IDXChannel - Presiden Prabowo Subianto mengundang 150 peneliti dari Badan Riset dan Inovasi Nasional (BRIN) di Istana Kepresidenan, Jakarta, Kamis (6/8/2026). Dalam pertemuan tersebut, BRIN memamerkan sekitar 150 hingga 200 produk inovasi dari 12 klaster riset yang siap dipresentasikan langsung kepada Presiden Prabowo.
Kepala BRIN Arif Satria mengatakan, para peneliti merasa terhormat mendapat kesempatan berdialog langsung dengan Presiden sekaligus memaparkan berbagai hasil riset yang dinilai dapat menjadi solusi bagi persoalan strategis nasional.
"Ada 150 peneliti," kata Arif Satria kepada awak media di Kompleks Istana Kepresidenan, Jakarta, Kamis (6/8/2026).
Arif menambahkan, selama ini BRIN telah beberapa kali mempresentasikan hasil riset dalam rapat terbatas, baik di Hambalang maupun di Istana. Kali ini, para peneliti mendapat undangan khusus untuk menyampaikan secara lebih komprehensif inovasi yang telah dihasilkan.
"Ya kami merasa terhormat dari BRIN karena para peneliti diundang ke istana untuk berdialog dengan bapak presiden. Ya, sekaligus mendapat arahan dari Bapak Presiden karena memang beberapa kali kami melakukan presentasi temuan-temuan BRIN yang bisa digunakan untuk memecahkan berbagai persoalan bangsa. Persoalan sampah, persoalan giant sea wall, kemudian juga persoalan air, persoalan pangan, dan juga persoalan lainnya," kata Arif.
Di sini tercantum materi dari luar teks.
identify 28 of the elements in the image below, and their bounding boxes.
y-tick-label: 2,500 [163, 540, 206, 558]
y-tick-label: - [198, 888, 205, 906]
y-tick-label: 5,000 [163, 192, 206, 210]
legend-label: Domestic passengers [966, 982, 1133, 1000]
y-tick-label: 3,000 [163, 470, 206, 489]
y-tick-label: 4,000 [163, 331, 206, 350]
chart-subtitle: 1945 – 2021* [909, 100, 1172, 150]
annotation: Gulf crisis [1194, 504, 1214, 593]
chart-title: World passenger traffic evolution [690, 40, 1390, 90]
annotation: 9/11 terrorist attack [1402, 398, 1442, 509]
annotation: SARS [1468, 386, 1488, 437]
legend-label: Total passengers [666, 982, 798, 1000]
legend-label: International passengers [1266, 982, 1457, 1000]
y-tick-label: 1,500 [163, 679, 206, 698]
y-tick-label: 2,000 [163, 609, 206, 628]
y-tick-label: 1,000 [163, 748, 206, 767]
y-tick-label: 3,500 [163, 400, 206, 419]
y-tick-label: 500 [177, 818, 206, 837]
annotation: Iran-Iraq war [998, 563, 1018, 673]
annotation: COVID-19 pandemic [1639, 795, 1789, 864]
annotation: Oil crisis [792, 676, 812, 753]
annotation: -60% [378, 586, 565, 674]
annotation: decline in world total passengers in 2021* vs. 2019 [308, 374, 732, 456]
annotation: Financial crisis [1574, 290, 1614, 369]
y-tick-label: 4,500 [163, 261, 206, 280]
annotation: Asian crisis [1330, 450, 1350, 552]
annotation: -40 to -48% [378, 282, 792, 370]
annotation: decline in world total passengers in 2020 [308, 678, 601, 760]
Dia melanjutkan, selain memaparkan hasil riset, BRIN juga membawa berbagai produk inovasi yang telah dihasilkan maupun yang masih dalam tahap pengembangan.
"Oleh karena itu, setelah kami beberapa kali mengikuti ratas, baik di Hambalang maupun di istana, dan kemudian kami mendapat undangan khusus lagi untuk menyampaikan secara lebih utuh kira-kira inovasi BRIN itu apa saja," katanya.
"Dan kemudian kami pun diminta untuk memamerkan produk-produk yang sudah kami hasilkan maupun produk-produk yang sekarang ini sedang dalam proses penyelesaian," lanjutnya.